If the percentage isintended to reflect probability rather than progress, then how have we come to establish the percentages? Did we (as is far too often the case) simply inherit the default percentages that were pre-configured by the vendor of our CRM system? Or have we made a genuine attempt to measure the actual success rates from each stage? And have we monitored and adjusted those average percentages to reflect changes over time in our actual success rate?
But in truth, unless we have the benefit of relatively high opportunity counts, even having an accurate average success rate is still going to cause uncomfortable variations in the actual outcomes. That’s because our chances of winning are not just influenced by the stage the deal has reached.
Key predictive factors
I’ve found that three factors are particularly important in making better judgements about our true chances of winning any given opportunity:
- The type of opportunity: is it a brand-new customer, a new project in an existing customer, or an upsell or upgrade to an existing project? For reasons that should be obvious, our chances of winning (and our confidence in close dates) will differ dramatically depending on this factor
- The probability the customer will do anything: given that half of all forecasted projects actually decide to do nothing, what is our confidence that the customer will place an order on anyone? This factor is closely related to the perceived urgency of the project compared to all the other investment options the prospective customer is considering
- The probability the customer will choose us: it is vanishingly rare for all the finalists to have an equal chance of winning. One of the vendors almost always has some level of advantage. The rational basis for our assessment might include: Did we shape their vision, or respond to their RFP? Have we engaged all the key stakeholders or are we reliant on one individual? Have we established (and has the customer acknowledged) any unique differentiators or is the playing field actually rather level?
If we can accurately determine where we stand with regard to these three dimensions, based on evidence rather than hope or supposition, then our forecast is likely to be far more accurate at both an individual opportunity and aggregate pipeline level. There is one more key factor – our confidence in the projected close date.
A more intelligent approach
So how can we break away from the tyranny of standard stage forecast percentages? I really like the approach taken by Membrain – which can either be implemented as a standalone CRM or as a module within salesforce.com.

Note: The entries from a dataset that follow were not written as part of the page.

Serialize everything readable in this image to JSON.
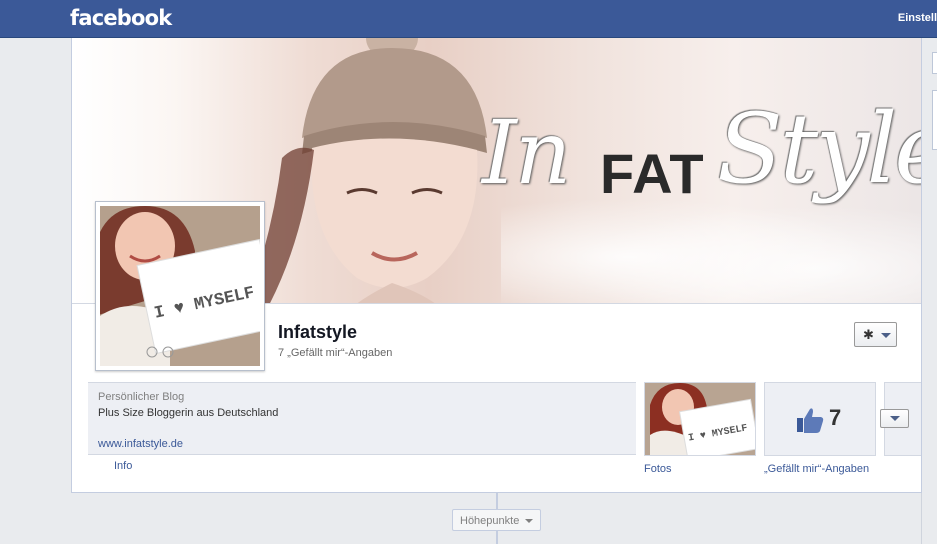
{
  "topbar": {
    "logo": "facebook",
    "settings_link": "Einstell"
  },
  "cover": {
    "title_in": "In",
    "title_fat": "FAT",
    "title_style": "Style"
  },
  "profile_picture": {
    "sign_text": "I ♥ MYSELF"
  },
  "page": {
    "name": "Infatstyle",
    "likes_line": "7 „Gefällt mir“-Angaben"
  },
  "info": {
    "category": "Persönlicher Blog",
    "description": "Plus Size Bloggerin aus Deutschland",
    "url": "www.infatstyle.de",
    "tab_label": "Info"
  },
  "apps": {
    "photos_label": "Fotos",
    "photos_sign_text": "I ♥ MYSELF",
    "likes_count": "7",
    "likes_label": "„Gefällt mir“-Angaben"
  },
  "timeline": {
    "highlights_label": "Höhepunkte"
  },
  "icons": {
    "gear": "gear-icon",
    "caret": "chevron-down-icon",
    "like": "thumbs-up-icon"
  },
  "colors": {
    "brand_blue": "#3b5998",
    "link_blue": "#3b5998"
  }
}
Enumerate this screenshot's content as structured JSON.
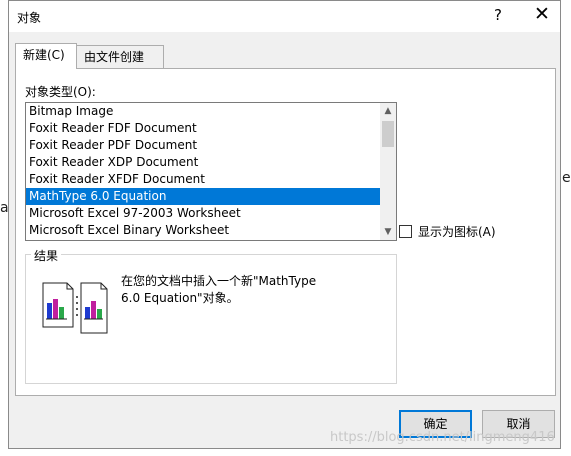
{
  "background": {
    "left_char": "a",
    "right_char": "e"
  },
  "dialog": {
    "title": "对象",
    "help_glyph": "?",
    "close_glyph": "✕"
  },
  "tabs": [
    {
      "label": "新建(C)",
      "active": true
    },
    {
      "label": "由文件创建(F)",
      "active": false
    }
  ],
  "object_type_label": "对象类型(O):",
  "object_types": [
    {
      "label": "Bitmap Image",
      "selected": false
    },
    {
      "label": "Foxit Reader FDF Document",
      "selected": false
    },
    {
      "label": "Foxit Reader PDF Document",
      "selected": false
    },
    {
      "label": "Foxit Reader XDP Document",
      "selected": false
    },
    {
      "label": "Foxit Reader XFDF Document",
      "selected": false
    },
    {
      "label": "MathType 6.0 Equation",
      "selected": true
    },
    {
      "label": "Microsoft Excel 97-2003 Worksheet",
      "selected": false
    },
    {
      "label": "Microsoft Excel Binary Worksheet",
      "selected": false
    }
  ],
  "display_as_icon": {
    "label": "显示为图标(A)",
    "checked": false
  },
  "result": {
    "legend": "结果",
    "line1": "在您的文档中插入一个新\"MathType",
    "line2": "6.0 Equation\"对象。"
  },
  "buttons": {
    "ok": "确定",
    "cancel": "取消"
  },
  "watermark": "https://blog.csdn.net/lingmeng416",
  "colors": {
    "selection": "#0078d7",
    "dialog_bg": "#f0f0f0",
    "panel_bg": "#ffffff"
  }
}
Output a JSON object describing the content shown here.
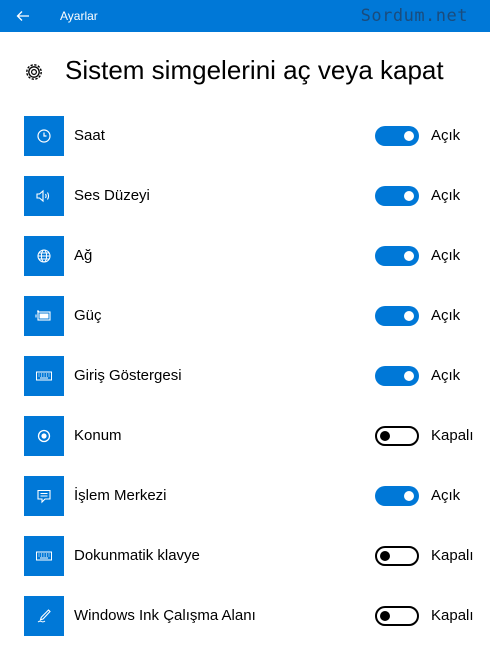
{
  "titlebar": {
    "back_icon": "back-arrow-icon",
    "title": "Ayarlar",
    "watermark": "Sordum.net"
  },
  "header": {
    "icon": "gear-icon",
    "title": "Sistem simgelerini aç veya kapat"
  },
  "items": [
    {
      "label": "Saat",
      "icon": "clock-icon",
      "on": true,
      "state": "Açık"
    },
    {
      "label": "Ses Düzeyi",
      "icon": "speaker-icon",
      "on": true,
      "state": "Açık"
    },
    {
      "label": "Ağ",
      "icon": "globe-icon",
      "on": true,
      "state": "Açık"
    },
    {
      "label": "Güç",
      "icon": "battery-icon",
      "on": true,
      "state": "Açık"
    },
    {
      "label": "Giriş Göstergesi",
      "icon": "keyboard-icon",
      "on": true,
      "state": "Açık"
    },
    {
      "label": "Konum",
      "icon": "location-icon",
      "on": false,
      "state": "Kapalı"
    },
    {
      "label": "İşlem Merkezi",
      "icon": "action-center-icon",
      "on": true,
      "state": "Açık"
    },
    {
      "label": "Dokunmatik klavye",
      "icon": "touch-keyboard-icon",
      "on": false,
      "state": "Kapalı"
    },
    {
      "label": "Windows Ink Çalışma Alanı",
      "icon": "pen-icon",
      "on": false,
      "state": "Kapalı"
    }
  ],
  "colors": {
    "accent": "#0078d7",
    "background": "#ffffff",
    "text": "#000000"
  }
}
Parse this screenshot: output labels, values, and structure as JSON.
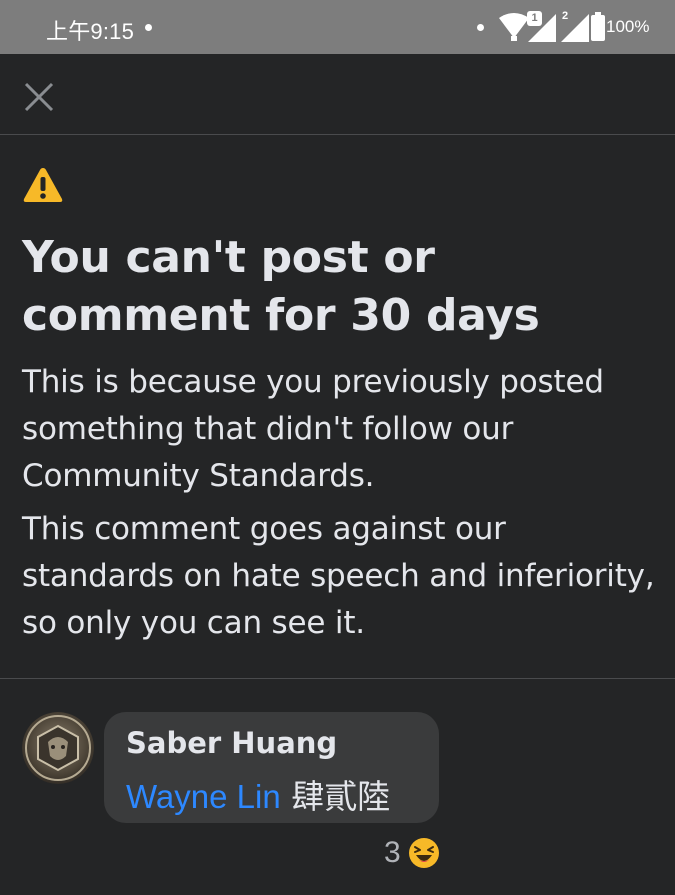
{
  "status_bar": {
    "time": "上午9:15",
    "sim1_badge": "1",
    "sim2_badge": "2",
    "battery": "100%"
  },
  "icons": {
    "close": "close-icon",
    "warning": "warning-icon",
    "wifi": "wifi-icon",
    "signal": "signal-icon",
    "battery": "battery-icon",
    "reaction": "haha-emoji-icon"
  },
  "colors": {
    "background": "#242526",
    "status_bar": "#7d7d7d",
    "bubble": "#3a3b3c",
    "mention": "#2d88ff",
    "warning": "#f7b928",
    "text": "#e4e6eb"
  },
  "notice": {
    "title": "You can't post or comment for 30 days",
    "reason": "This is because you previously posted something that didn't follow our Community Standards.",
    "detail": "This comment goes against our standards on hate speech and inferiority, so only you can see it."
  },
  "comment": {
    "author": "Saber Huang",
    "mention": "Wayne Lin",
    "text": "肆貳陸",
    "reaction_count": "3"
  }
}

Rather than a single fixed percentage, each stage is represented by a “collar” or range – a minimum and maximum percentage. And then each individual opportunity is individually scored according to a handful of the most relevant factors – such as the ones above.
The chosen percentage factors can then be validated and where necessary adjusted by identifying the key predictive variables and measuring the actual outcomes – Membrain also includes all the required analytics.
It’s a much more intelligent approach, and if you’ve ever been frustrated by the limitations of the conventional pseudo-probabilistic approach to forecasting, you’ll find it a breath of fresh air (and a welcome dose of reality).